Furthermore, it would be desirable to use genomic sequencing methods to precisely identify the genes and mutations responsible for antibiotic resistance, track the spread of resistant strains, and promote a personalized approach to the clinical management of infections.

Despite these limitations, this study has heightened awareness of common microorganisms identified in our region, their distributions, and their antibiotic resistance. This information could help healthcare professionals and policymakers make informed decisions regarding patient management.

5. Conclusions

The continuous evolution of resistance and its spread among bacteria, leading to decreased effectiveness of antibiotics, presents major challenges for clinical practice and public health, necessitating global action.

Data regarding the spread of antibiotic resistance in these pathogens may help control the transmission of such infections.
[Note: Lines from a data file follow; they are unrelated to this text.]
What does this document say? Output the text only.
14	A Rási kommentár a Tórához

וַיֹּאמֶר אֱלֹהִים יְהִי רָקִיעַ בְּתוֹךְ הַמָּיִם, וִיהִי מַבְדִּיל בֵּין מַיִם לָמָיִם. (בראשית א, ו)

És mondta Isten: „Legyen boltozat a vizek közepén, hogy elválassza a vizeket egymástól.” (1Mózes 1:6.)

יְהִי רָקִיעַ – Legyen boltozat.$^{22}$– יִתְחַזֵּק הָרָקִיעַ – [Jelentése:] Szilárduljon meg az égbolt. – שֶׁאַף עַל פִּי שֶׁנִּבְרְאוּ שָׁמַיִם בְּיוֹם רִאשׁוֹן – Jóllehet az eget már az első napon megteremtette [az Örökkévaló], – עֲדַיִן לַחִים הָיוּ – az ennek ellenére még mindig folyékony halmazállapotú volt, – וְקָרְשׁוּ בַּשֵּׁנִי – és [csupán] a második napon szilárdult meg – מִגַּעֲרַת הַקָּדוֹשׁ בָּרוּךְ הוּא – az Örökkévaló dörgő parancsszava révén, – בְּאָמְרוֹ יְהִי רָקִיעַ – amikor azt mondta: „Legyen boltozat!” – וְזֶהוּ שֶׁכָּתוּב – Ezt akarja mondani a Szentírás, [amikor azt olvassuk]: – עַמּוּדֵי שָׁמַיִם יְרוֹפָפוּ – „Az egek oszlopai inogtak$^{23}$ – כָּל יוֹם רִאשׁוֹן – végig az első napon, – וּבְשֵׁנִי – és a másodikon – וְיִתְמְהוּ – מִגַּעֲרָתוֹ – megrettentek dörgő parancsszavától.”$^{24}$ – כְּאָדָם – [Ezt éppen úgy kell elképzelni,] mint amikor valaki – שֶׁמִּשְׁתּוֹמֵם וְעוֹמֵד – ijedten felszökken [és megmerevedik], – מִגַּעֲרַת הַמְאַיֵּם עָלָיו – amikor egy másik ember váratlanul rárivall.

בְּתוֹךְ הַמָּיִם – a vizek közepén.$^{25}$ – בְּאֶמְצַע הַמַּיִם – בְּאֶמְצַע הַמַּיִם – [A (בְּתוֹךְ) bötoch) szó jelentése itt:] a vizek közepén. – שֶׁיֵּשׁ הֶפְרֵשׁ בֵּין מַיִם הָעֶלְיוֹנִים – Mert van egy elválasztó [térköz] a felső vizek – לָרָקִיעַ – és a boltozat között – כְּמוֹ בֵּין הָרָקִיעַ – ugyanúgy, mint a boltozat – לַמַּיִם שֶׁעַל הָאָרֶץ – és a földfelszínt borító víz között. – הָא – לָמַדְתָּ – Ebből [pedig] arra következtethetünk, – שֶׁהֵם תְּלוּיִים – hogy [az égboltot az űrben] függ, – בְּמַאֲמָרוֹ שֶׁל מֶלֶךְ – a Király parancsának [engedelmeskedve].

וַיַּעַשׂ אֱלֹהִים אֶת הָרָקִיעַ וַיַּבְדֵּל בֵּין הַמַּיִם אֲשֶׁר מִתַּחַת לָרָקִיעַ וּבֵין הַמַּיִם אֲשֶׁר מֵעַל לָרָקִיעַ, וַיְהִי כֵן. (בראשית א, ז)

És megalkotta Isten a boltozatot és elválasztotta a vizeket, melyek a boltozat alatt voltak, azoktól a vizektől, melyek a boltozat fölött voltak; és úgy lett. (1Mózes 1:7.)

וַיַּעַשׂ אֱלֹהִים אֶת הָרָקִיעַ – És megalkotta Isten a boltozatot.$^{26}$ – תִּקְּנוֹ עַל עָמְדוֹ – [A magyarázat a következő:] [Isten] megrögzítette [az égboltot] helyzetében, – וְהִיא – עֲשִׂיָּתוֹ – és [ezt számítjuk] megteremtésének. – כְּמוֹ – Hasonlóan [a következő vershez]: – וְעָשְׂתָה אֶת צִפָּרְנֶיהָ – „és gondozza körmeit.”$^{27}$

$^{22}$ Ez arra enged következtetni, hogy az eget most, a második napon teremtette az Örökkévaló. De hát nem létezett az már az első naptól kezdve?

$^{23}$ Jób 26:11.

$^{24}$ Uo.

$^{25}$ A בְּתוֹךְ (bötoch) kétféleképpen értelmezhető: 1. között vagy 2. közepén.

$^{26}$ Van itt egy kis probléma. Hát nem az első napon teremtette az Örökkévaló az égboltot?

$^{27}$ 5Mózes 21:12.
In our study, about 40% of isolates showed resistance to carbapenems and nearly 20% exhibited resistance to ESBL. A significant number of K. pneumoniae and P. aeruginosa isolates were found to be resistant to the antibiotics tested. These resistances contribute to increased mortality rates and present a challenge for physicians and healthcare professionals when treating hospital-acquired or community-acquired infections. Our research highlights a critical issue that is not widely recognized in our reality. As a result, it emphasized the need for further studies to better understand the problem and to develop improved infection control strategies and antibiotic management, particularly in specific clinical settings such as certain hospital wards.